The `surprise’ in this research was the production of multiple hybrid strains that were even more virulent (in mice) than H5N1 alone.
This report from PhysOrg.com.
Virus hybridization could create pandemic bird flu
February 22, 2010Genetic interactions between avian H5N1 influenza and human seasonal influenza viruses have the potential to create hybrid strains combining the virulence of bird flu with the pandemic ability of H1N1, according to a new study.
In laboratory experiments in mice, a single gene segment from a human seasonal flu virus, H3N2, was able to convert the avian H5N1 virus into a highly pathogenic form.
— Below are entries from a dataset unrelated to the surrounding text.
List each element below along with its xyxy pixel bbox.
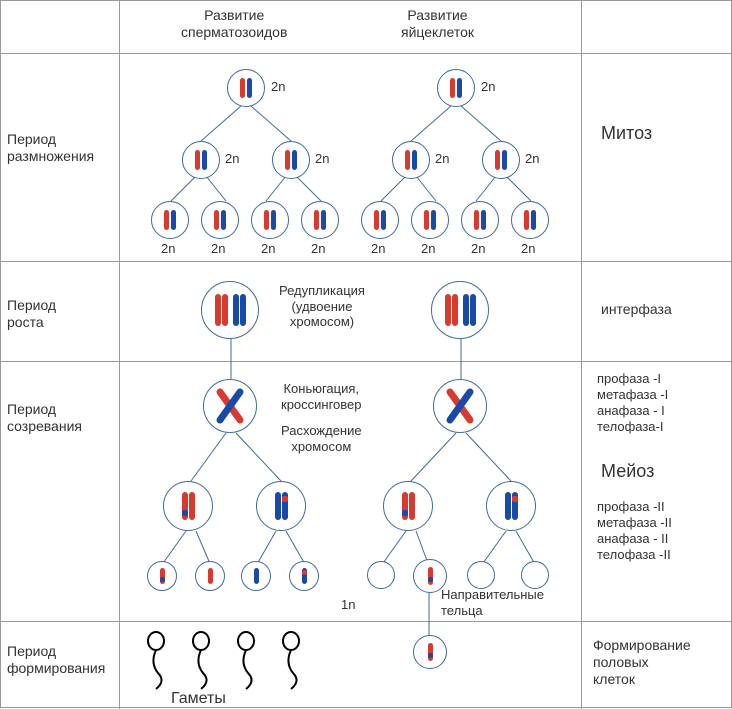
header-sperm: Развитие сперматозоидов bbox=[181, 7, 287, 41]
cell-2n bbox=[272, 141, 310, 179]
crossover-icon bbox=[440, 386, 480, 426]
label-mitosis: Митоз bbox=[601, 123, 652, 145]
label-2n: 2n bbox=[311, 241, 325, 257]
label-2n: 2n bbox=[225, 151, 239, 167]
label-phase2-0: профаза -II bbox=[597, 499, 665, 515]
cell-2n bbox=[511, 201, 549, 239]
row-label-growth: Период роста bbox=[7, 297, 56, 331]
cell-polar-body bbox=[367, 561, 395, 589]
crossover-icon bbox=[210, 386, 250, 426]
label-2n: 2n bbox=[521, 241, 535, 257]
header-egg: Развитие яйцеклеток bbox=[401, 7, 474, 41]
row-label-mult: Период размножения bbox=[7, 131, 94, 165]
label-formation-right: Формирование половых клеток bbox=[593, 637, 691, 687]
cell-haploid bbox=[241, 561, 271, 591]
cell-crossover bbox=[433, 379, 487, 433]
label-phase1-1: метафаза -I bbox=[597, 387, 668, 403]
cell-2n bbox=[461, 201, 499, 239]
diagram-root: Развитие сперматозоидов Развитие яйцекле… bbox=[0, 0, 732, 708]
label-2n: 2n bbox=[211, 241, 225, 257]
cell-2n bbox=[482, 141, 520, 179]
label-conj: Коньюгация, кроссинговер bbox=[281, 381, 362, 412]
cell-2n bbox=[151, 201, 189, 239]
cell-dyad bbox=[256, 481, 306, 531]
cell-2n bbox=[437, 69, 475, 107]
label-2n: 2n bbox=[421, 241, 435, 257]
label-phase1-3: телофаза-I bbox=[597, 419, 663, 435]
label-2n: 2n bbox=[315, 151, 329, 167]
label-phase2-3: телофаза -II bbox=[597, 547, 671, 563]
label-redup: Редупликация (удвоение хромосом) bbox=[279, 283, 365, 330]
label-2n: 2n bbox=[471, 241, 485, 257]
label-2n: 2n bbox=[435, 151, 449, 167]
cell-2n bbox=[227, 69, 265, 107]
cell-2n bbox=[361, 201, 399, 239]
cell-reduplicated bbox=[431, 281, 489, 339]
label-2n: 2n bbox=[481, 79, 495, 95]
cell-haploid bbox=[147, 561, 177, 591]
cell-haploid bbox=[195, 561, 225, 591]
cell-2n bbox=[182, 141, 220, 179]
label-disj: Расхождение хромосом bbox=[281, 423, 362, 454]
cell-dyad bbox=[486, 481, 536, 531]
cell-egg-formed bbox=[413, 635, 447, 669]
label-meiosis: Мейоз bbox=[601, 461, 654, 483]
label-2n: 2n bbox=[161, 241, 175, 257]
sperm-icons bbox=[141, 631, 341, 691]
cell-2n bbox=[251, 201, 289, 239]
divider-v bbox=[581, 1, 582, 709]
divider-h bbox=[1, 261, 732, 262]
row-label-form: Период формирования bbox=[7, 643, 105, 677]
label-1n: 1n bbox=[341, 597, 355, 613]
cell-crossover bbox=[203, 379, 257, 433]
connectors bbox=[1, 1, 732, 709]
label-phase1-2: анафаза - I bbox=[597, 403, 665, 419]
cell-dyad bbox=[163, 481, 213, 531]
divider-v bbox=[119, 1, 120, 709]
cell-polar-body bbox=[467, 561, 495, 589]
cell-2n bbox=[201, 201, 239, 239]
label-polar: Направительные тельца bbox=[441, 587, 544, 618]
cell-2n bbox=[301, 201, 339, 239]
divider-h bbox=[1, 53, 732, 54]
label-phase1-0: профаза -I bbox=[597, 371, 661, 387]
label-2n: 2n bbox=[525, 151, 539, 167]
cell-polar-body bbox=[521, 561, 549, 589]
label-interphase: интерфаза bbox=[601, 301, 672, 318]
label-phase2-2: анафаза - II bbox=[597, 531, 668, 547]
label-phase2-1: метафаза -II bbox=[597, 515, 672, 531]
row-label-mat: Период созревания bbox=[7, 401, 82, 435]
cell-haploid bbox=[289, 561, 319, 591]
cell-dyad bbox=[383, 481, 433, 531]
cell-2n bbox=[392, 141, 430, 179]
label-2n: 2n bbox=[371, 241, 385, 257]
label-2n: 2n bbox=[261, 241, 275, 257]
cell-reduplicated bbox=[201, 281, 259, 339]
cell-2n bbox=[411, 201, 449, 239]
divider-h bbox=[1, 361, 732, 362]
divider-h bbox=[1, 621, 732, 622]
label-2n: 2n bbox=[271, 79, 285, 95]
label-gametes: Гаметы bbox=[171, 689, 226, 708]
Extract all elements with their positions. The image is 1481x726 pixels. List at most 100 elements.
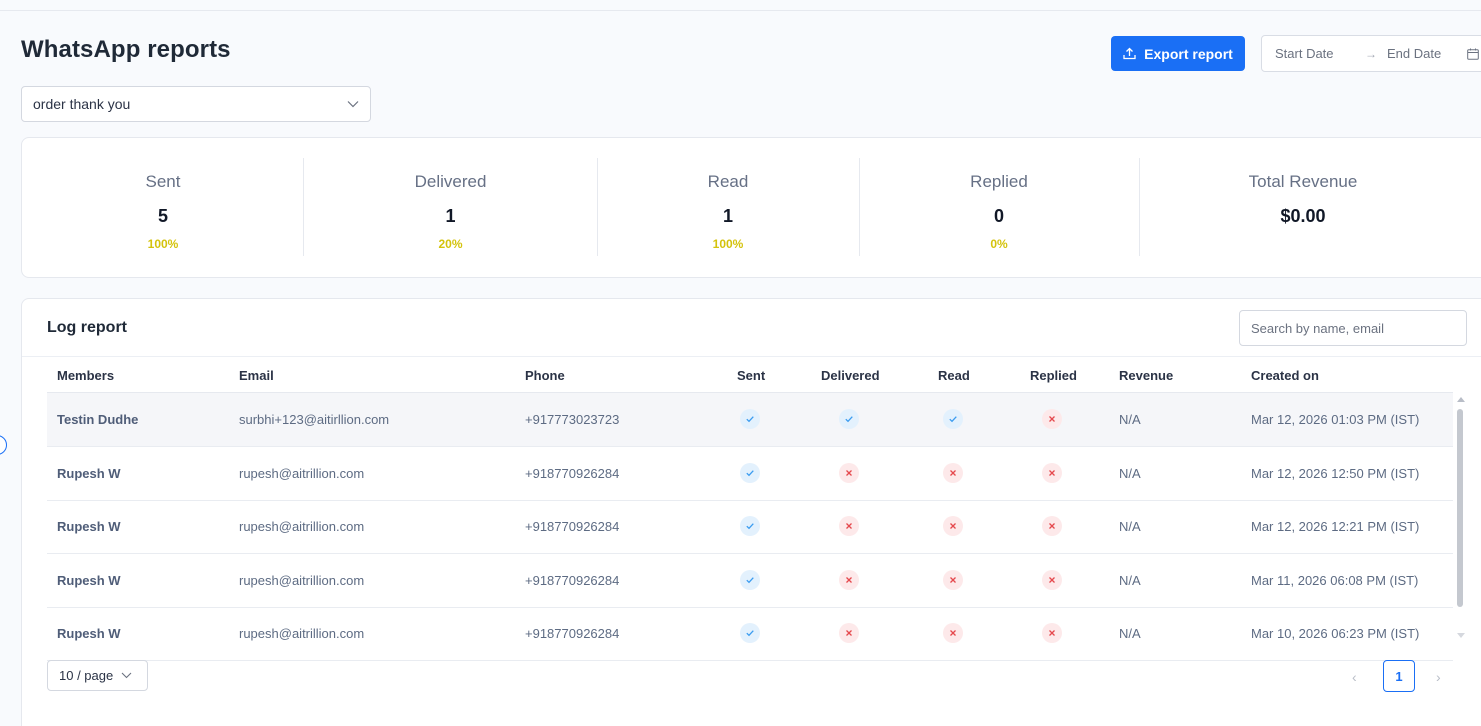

The findings are reported the week of Feb. 22 in the online early edition of the Proceedings of the National Academy of Sciences.
"Some hybrids between H5N1 virus and seasonal influenza viruses were more pathogenic than the original H5N1 viruses. That is worrisome," says Yoshihiro Kawaoka, a virologist at the University of Wisconsin-Madison and senior author of the new study.
The H5N1 bird flu virus has spread worldwide through bird populations and has caused 442 confirmed human cases and 262 deaths, according to the World Health Organization. To date, however, bird flu has not been able to spread effectively between people.
"H5N1 virus has never acquired the ability to transmit among humans, which is why we haven't had a pandemic. The worry is that the pandemic H1N1 virus may provide that nature in the background of this highly pathogenic H5N1 virus," says Kawaoka, a professor of pathobiological sciences at the UW-Madison School of Veterinary Medicine.
Unknown is how likely any of these combinations is to occur naturally; outside of the lab.
Nature, of course, has a huge and extensive laboratory, that is open for business 24/7.
However remote, one would do well to consider the wisdom of betting against the possibility.